O discurso do líder do partido, o patriota Henrique Eduardo Alves (RN), anunciando a adesão de 100% da bancada buscou mostrar ao governo que ali há comando. E, se há, os deputados podem ir para um lado ou para outro. Unida, a bancada tem mais condições de, como posso chamar?, negociar princípios. E já pode se dizer mais governista do que o próprio PT, que teve duas defecções.
Reinaldo Azevedo

Um Supremo já infiltrado
“Toda vez que a Constituição se refere a lei é no sentido formal e material. Ainda se pode imaginar uma medida provisória que tem força de lei, que passa depois pelo Congresso. Agora, essa transferência a um outro Poder de um ato que é próprio do Legislativo cria um problema”.

A fala é de Marco Aurélio de Mello, ministro do STF, comentando em tese o projeto aprovado na Câmara que transfere para a Presidência da República, até 2015, a prerrogativa de definir, por decreto, o salário mínimo. Segundo a Constituição, isso tem de ser feito por lei, no Congresso. Marco Aurélio, como fica evidente, considera o procedimento um tanto heterodoxo…

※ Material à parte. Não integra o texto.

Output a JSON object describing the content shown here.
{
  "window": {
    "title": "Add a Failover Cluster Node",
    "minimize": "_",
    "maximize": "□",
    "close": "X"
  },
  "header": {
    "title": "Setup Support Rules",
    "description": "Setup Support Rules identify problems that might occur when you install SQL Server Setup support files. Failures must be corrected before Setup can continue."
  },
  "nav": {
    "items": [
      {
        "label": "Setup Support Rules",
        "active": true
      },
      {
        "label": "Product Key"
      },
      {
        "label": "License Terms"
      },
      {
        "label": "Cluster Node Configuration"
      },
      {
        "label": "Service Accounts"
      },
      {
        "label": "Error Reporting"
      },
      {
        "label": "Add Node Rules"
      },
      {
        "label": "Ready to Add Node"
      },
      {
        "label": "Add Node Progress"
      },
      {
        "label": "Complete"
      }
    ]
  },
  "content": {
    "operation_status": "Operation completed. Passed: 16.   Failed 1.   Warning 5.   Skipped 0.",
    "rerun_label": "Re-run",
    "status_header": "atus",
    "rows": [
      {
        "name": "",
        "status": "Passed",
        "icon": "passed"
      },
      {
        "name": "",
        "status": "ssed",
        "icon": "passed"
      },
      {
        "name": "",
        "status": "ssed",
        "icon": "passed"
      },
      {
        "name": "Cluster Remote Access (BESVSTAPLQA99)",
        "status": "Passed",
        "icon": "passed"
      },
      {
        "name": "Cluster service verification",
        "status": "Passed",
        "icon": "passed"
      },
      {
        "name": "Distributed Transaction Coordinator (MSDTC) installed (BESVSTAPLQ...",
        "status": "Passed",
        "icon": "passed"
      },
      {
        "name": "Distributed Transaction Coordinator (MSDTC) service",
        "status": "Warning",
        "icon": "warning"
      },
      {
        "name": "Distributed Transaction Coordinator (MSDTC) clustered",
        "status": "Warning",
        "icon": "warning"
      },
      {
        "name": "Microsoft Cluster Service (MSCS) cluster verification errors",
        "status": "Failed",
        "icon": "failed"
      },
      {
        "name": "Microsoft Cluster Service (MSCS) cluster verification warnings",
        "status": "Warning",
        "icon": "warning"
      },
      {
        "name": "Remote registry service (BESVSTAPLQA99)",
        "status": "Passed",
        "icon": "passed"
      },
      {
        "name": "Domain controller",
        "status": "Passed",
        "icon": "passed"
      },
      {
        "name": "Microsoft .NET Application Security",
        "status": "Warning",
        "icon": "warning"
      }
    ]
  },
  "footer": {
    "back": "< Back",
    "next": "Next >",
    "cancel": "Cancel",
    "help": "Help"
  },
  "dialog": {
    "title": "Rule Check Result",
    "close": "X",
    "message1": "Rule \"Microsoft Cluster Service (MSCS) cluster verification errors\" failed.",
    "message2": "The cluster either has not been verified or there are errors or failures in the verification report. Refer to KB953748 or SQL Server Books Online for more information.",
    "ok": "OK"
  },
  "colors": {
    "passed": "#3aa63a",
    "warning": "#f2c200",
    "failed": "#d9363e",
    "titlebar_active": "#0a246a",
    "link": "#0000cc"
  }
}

Reportagem do Estadão informa, no entanto, que ao menos um membro do tribunal não vê problema na lei aprovada. É… A coisa é complicada! Haver um ministro do STF — ainda que seja apenas 1 em 11 — que considere possível uma lei solapar um dispositivo constitucional é sinal de que o perigo bate à porta do estado de direito.

A minha questão é óbvia: se é possível, na questão dos salários, transferir uma prerrogativa constitucional do Congresso para o Executivo por meio de uma simples lei, por que não se pode fazer o mesmo em outros assuntos?